Big Brother is watching
ENGLISH author George Orwell wrote of an oppressive, authoritarian society where citizens are under constant surveillance in his disturbing 1949 novel Nineteen Eighty-Four.
The citizens of Orwell’s Oceania are watched at home and at work via two-way telescreens that observe and listen. Public spaces are laced with hidden microphones and cameras. Letters written by citizens are read by government before being delivered.
It is extraordinary to think Orwell imagined this five decades before computers and the internet became our daily reality. Now we know, and apparently accept, that the telescreens of our phones, laptops, tablets and PCs can, and do, collect our private thoughts and deeds.
In 2013, former US Central Intelligence Agency operative Edward Snowden leaked classified documents showing the US Government’s National Security Agency and Five Eyes Intelligence Alliance, which includes Australia, conducts covert global surveillance with the help of multinational telcos and governments.
Among Snowden’s revelations was that the NSA uses XKeyscore to collect anything done anywhere at any time on the internet, whether you are a judge, journalist, cop, librarian, teacher, editor, producer, neighbouring country, business competitor, prime minister or teen gamer.
All online conversations, emails, texts, photos and contact lists are observable, and if you draw the attention of those doing the monitoring, they can, in a few keystrokes, dig into your credit history, finances, consumer purchases and internet browsing, and that of anyone you have contacted.
For exposing this Orwellian cyber-spying, Snowden was labelled everything from a whistleblower to a dissident, traitor, patriot and hero. He is wanted by the US Government and lives in exile in Russia.
Since his expose, it has been revealed that British company Cambridge Analytica harvested the Facebook data of 87 million Americans and about 300,000 Australians to use in modelling that helped sway the presidential election of Donald Trump and the shock Brexit vote.
The data enabled psychological profiling to target susceptible voters with personalised online content designed to play on their identified fears and anxieties.
INChina, the Skynet program uses artificial intelligence and face recognition to track people on public cameras. China has 170 million such cameras and plans to have 400 million installed by 2020.
Launched in 2005 and constantly updated, the surveillance system can identify a person in seconds and is used to shame jaywalkers by projecting an offender’s image and name on public screens.
Chinese citizens now happily use face recognition to plug into phone apps, access buildings, and to get toilet paper from public loos and money from ATMs.
China’s new Sharp Eyes program, announced just after Xi Jinping was this year given the presidency for as long as he wants, takes surveillance to a new level, with the appropriation of household televisions and phones.

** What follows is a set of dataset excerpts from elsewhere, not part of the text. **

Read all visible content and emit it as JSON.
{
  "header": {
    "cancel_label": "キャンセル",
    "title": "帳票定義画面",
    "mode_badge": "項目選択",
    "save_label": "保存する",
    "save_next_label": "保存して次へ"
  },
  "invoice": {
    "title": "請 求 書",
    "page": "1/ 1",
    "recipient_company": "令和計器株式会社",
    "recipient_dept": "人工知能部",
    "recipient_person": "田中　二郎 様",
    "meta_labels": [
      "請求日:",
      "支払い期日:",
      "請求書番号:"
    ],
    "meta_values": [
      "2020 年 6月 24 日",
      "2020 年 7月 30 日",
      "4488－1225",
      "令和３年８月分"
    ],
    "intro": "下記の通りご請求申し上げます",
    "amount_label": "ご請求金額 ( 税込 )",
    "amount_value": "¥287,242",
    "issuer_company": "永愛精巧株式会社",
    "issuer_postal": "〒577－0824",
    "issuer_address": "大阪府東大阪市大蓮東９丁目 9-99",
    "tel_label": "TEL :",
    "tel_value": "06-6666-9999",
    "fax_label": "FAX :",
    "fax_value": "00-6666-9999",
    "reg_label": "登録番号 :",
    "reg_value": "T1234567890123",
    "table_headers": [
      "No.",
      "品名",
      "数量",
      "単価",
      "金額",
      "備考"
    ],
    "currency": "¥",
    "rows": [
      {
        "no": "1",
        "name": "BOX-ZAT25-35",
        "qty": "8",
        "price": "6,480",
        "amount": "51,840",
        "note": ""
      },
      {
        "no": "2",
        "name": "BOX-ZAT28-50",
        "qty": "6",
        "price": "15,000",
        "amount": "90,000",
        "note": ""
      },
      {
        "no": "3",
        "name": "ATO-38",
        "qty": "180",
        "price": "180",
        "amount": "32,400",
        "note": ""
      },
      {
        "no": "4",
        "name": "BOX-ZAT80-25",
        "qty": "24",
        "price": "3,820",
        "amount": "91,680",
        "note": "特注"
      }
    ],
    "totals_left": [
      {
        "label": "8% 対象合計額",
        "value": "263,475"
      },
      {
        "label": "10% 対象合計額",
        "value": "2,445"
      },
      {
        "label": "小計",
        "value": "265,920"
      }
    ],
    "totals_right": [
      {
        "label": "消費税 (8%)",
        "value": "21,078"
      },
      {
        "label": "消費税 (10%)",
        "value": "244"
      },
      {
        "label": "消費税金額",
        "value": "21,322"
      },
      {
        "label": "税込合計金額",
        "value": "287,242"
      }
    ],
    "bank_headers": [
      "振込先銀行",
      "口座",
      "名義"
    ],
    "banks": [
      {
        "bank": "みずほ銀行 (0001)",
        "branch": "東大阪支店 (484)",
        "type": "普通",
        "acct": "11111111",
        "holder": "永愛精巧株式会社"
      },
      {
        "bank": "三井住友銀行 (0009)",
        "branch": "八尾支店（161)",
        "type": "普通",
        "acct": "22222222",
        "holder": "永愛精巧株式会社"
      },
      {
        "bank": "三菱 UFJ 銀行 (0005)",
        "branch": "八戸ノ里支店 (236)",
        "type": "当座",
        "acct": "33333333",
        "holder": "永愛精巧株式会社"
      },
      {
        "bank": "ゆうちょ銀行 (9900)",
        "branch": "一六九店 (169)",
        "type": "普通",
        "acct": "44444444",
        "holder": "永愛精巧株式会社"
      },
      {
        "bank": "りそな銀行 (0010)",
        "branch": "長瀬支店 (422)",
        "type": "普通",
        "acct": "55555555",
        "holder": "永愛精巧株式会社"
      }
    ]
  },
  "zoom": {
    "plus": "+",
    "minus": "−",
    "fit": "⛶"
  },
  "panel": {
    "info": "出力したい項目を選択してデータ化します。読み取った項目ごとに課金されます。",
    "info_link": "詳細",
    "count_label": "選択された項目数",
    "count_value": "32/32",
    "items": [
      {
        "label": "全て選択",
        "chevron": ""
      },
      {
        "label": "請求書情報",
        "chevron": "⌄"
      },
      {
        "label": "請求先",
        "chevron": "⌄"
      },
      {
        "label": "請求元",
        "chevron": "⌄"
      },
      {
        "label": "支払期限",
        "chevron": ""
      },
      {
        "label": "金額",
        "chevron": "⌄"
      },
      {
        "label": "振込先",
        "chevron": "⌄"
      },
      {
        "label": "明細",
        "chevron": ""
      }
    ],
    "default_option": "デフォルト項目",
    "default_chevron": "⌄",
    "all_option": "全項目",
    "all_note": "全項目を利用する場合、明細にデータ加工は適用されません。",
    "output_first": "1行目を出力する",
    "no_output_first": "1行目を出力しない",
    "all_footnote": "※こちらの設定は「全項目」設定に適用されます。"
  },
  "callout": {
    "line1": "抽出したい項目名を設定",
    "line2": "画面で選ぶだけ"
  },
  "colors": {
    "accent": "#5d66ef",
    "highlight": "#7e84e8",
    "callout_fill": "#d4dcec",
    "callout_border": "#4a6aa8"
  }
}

New Chinese AI can identify faces in low light, on strange angles and account for ageing. A voice-recognition database is also being built.
This year Chinese officers began testing glasses with inbuilt face-recognition technology to allow police to simply look at a citizen to access their identity and to scan vehicle registrations.
This data is being linked to create a social credit system to rate the trustworthiness of a citizen with an index that accounts for whether a person has been caught being disobedient by jaywalking or whatever the Communist Party decides is inappropriate. The index will determine the level of privileges granted to an individual citizen.
A survey published by state media last year showed 80 per cent of Chinese polled were in favour of using AI cameras to name and shame petty criminals. Most people like to feel safe.
However, I suspect most Chinese are also smart enough to know that to express opposition to such measures would itself risk a demerit point on one’s index.
Chinese companies are working with Government to build a new national surveillance and data-sharing platform to use hi-tech developments such as the XDH-CF-5600 scanner or “mobile phone sleuth”, which can crack a smartphone password in seconds, rip personal data from apps, and harvest contact lists.
In Australia, Home Affairs Minister Peter Dutton told Parliament in February of plans to share “facial images and related identity information via a set of identity-matching services, for a range of national security, law enforcement, community safety and related purposes, while maintaining robust privacy safeguards”.
Mr Dutton’s plan is to connect people’s driving licences, passports and citizenship documents in a bid to thwart identity fraud, organised crime and terrorism.
In Tasmania, too, there have been recent calls to use public cameras to identify dogwalkers who fail to pick up after their pets and to catch motorists who run red lights.
It all starts with something as innocuous and local as a dog’s poo, a toilet’s paper or a jaywalker but once Big Brother is invited in, he will be forever watching, even while you sleep.